Matilde había heredado de su madre un viejo teléfono de disco, de esos que ya nadie usa. Era negro, pesado, y cada número giraba con un chasquido seco, como si arrastrara consigo los ecos de conversaciones olvidadas. A Matilde le gustaba imaginar que ese aparato guardaba secretos del pasado, fragmentos de voces que alguna vez cruzaron sus cables. Lo mantenía en su sala, más como un adorno que como algo útil.
Una noche, cuando la lluvia golpeaba con furia las ventanas, el teléfono sonó. Matilde, sorprendida, dejó el libro que leía. Nadie llamaba a ese aparato, ni siquiera lo había conectado a ninguna línea. Dudó unos segundos, pero finalmente descolgó el auricular.
—¿Hola?—dijo con voz temblorosa.
Al otro lado, sólo se escuchaba un zumbido leve, como si alguien respirara a través del tiempo.
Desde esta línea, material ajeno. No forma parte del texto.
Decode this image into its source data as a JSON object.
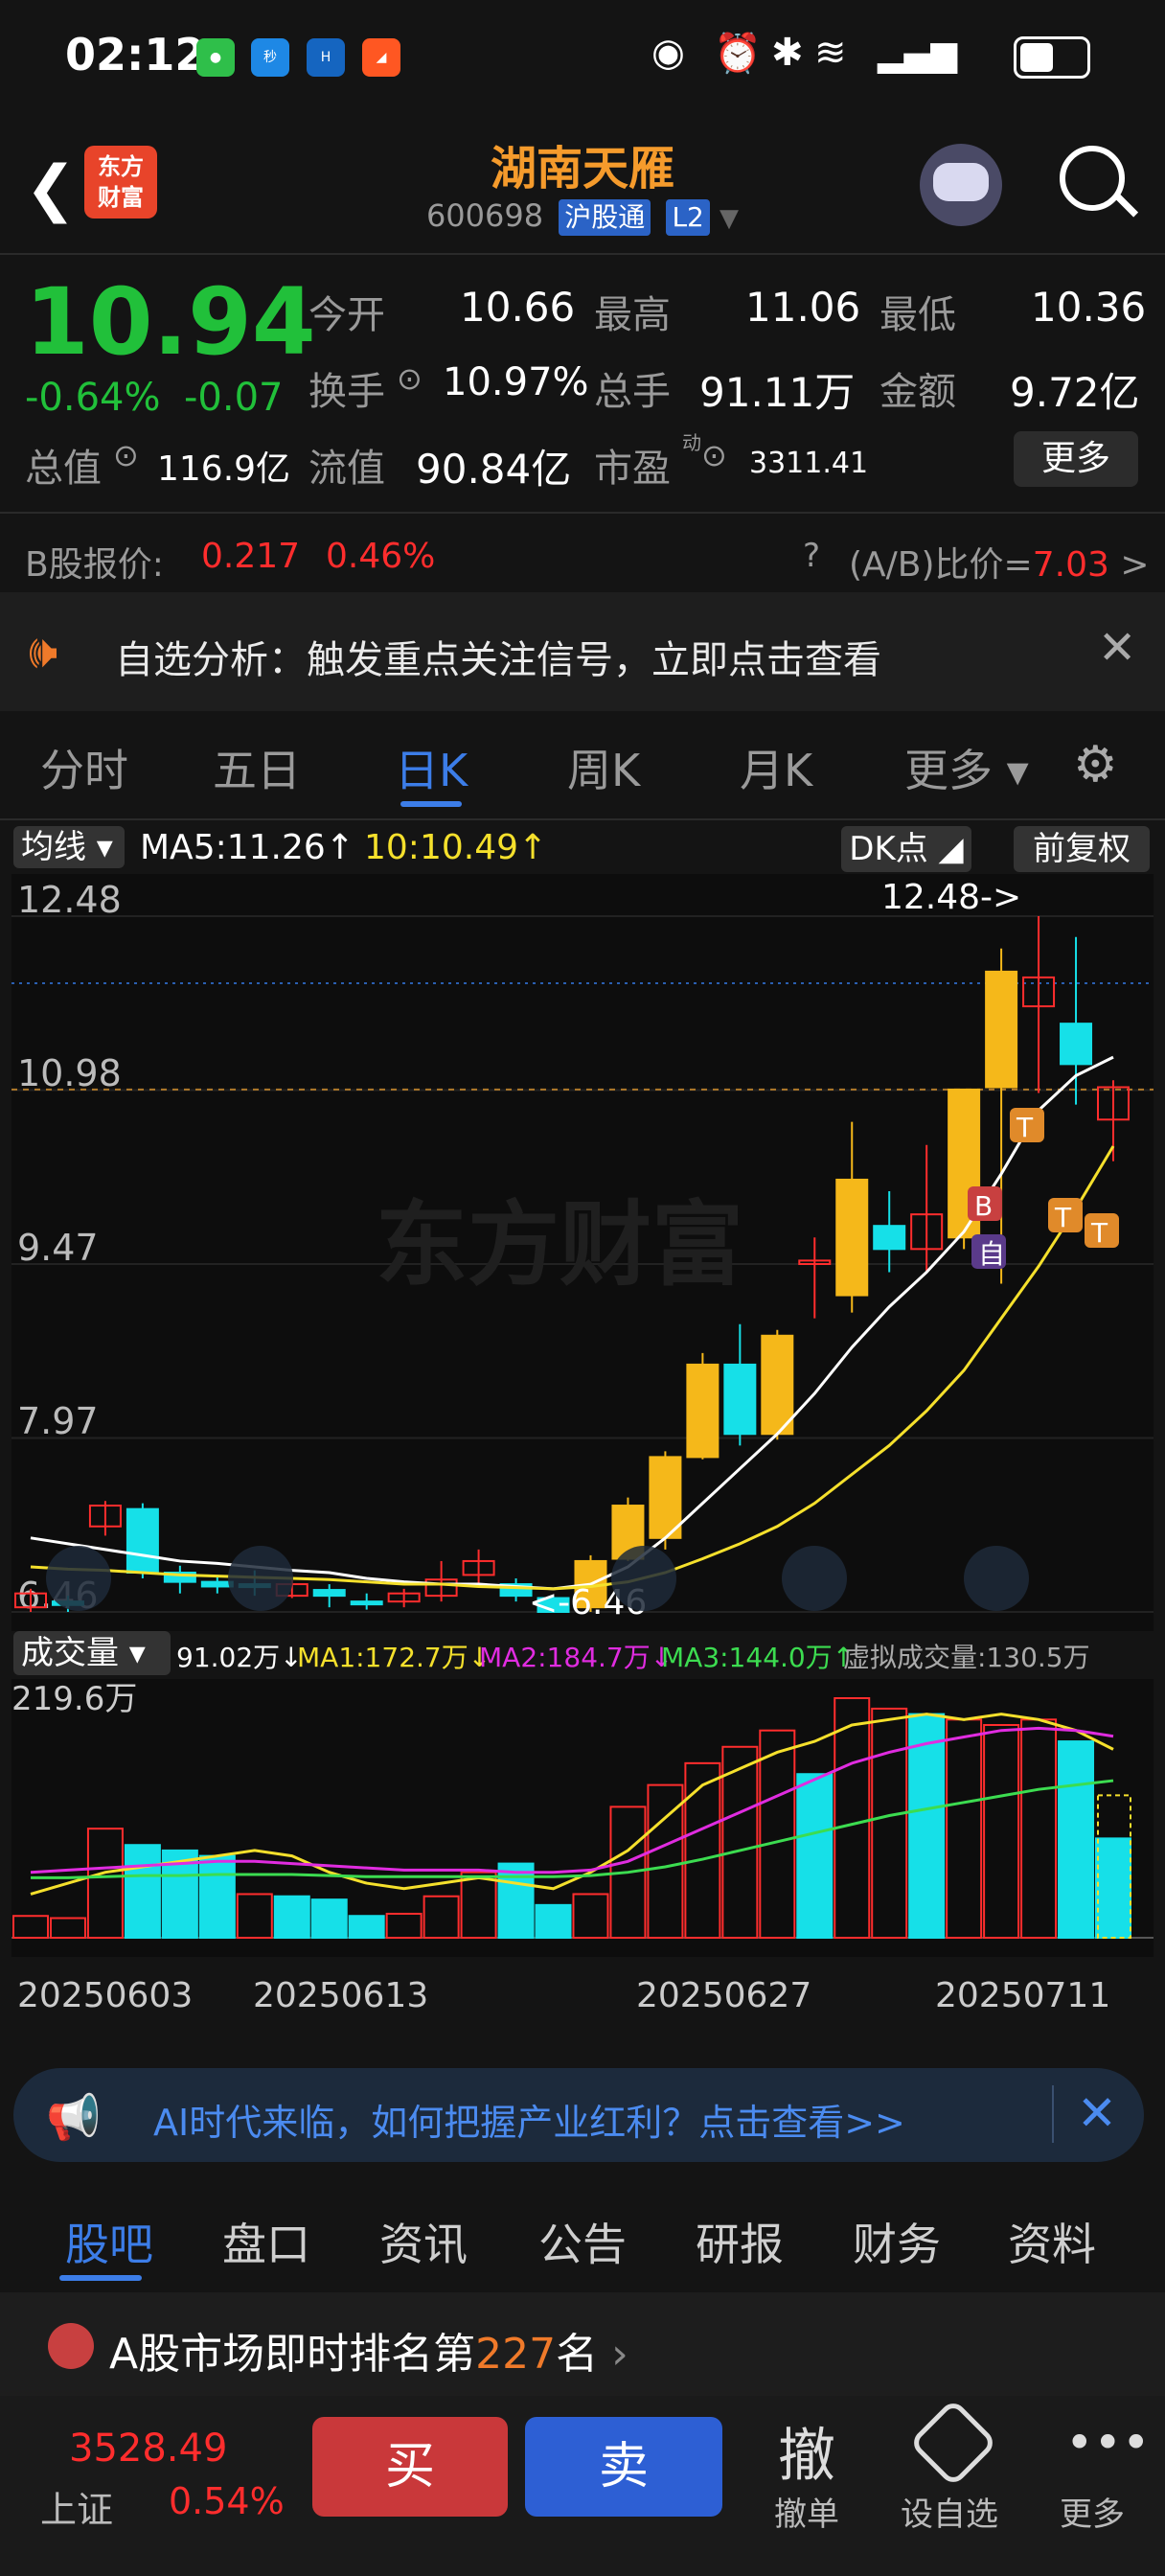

No había palabras, pero la sensación era extrañamente familiar, como un sueño que se recuerda en fragmentos. Matilde sintió que conocía esa presencia, aunque no sabía de dónde.
—¿Quién eres?—preguntó, sin obtener respuesta.
Poco a poco, el silencio del otro lado se fue llenando de un murmullo sutil, como si voces distantes intentaran comunicarse. Matilde cerró los ojos y, por un instante, creyó escuchar la voz de su madre, suave y cálida, diciendo su nombre como lo hacía cuando era niña.
—Matilde... no olvides...—parecía susurrar, pero el resto se perdió entre el zumbido.
Sintió un nudo en la garganta, pero antes de que pudiera decir algo más, la línea se cortó. El teléfono quedó mudo, pesado en su mano, como si nunca hubiera sonado.
Matilde dejó el auricular en su sitio, sintiendo una mezcla de nostalgia y alivio. Sabía que no volvería a escuchar esa voz, pero también supo que, de algún modo, el mensaje había llegado. A veces, el pasado nos llama en susurros, no para darnos respuestas, sino para recordarnos que hay cosas que nunca se terminan de ir.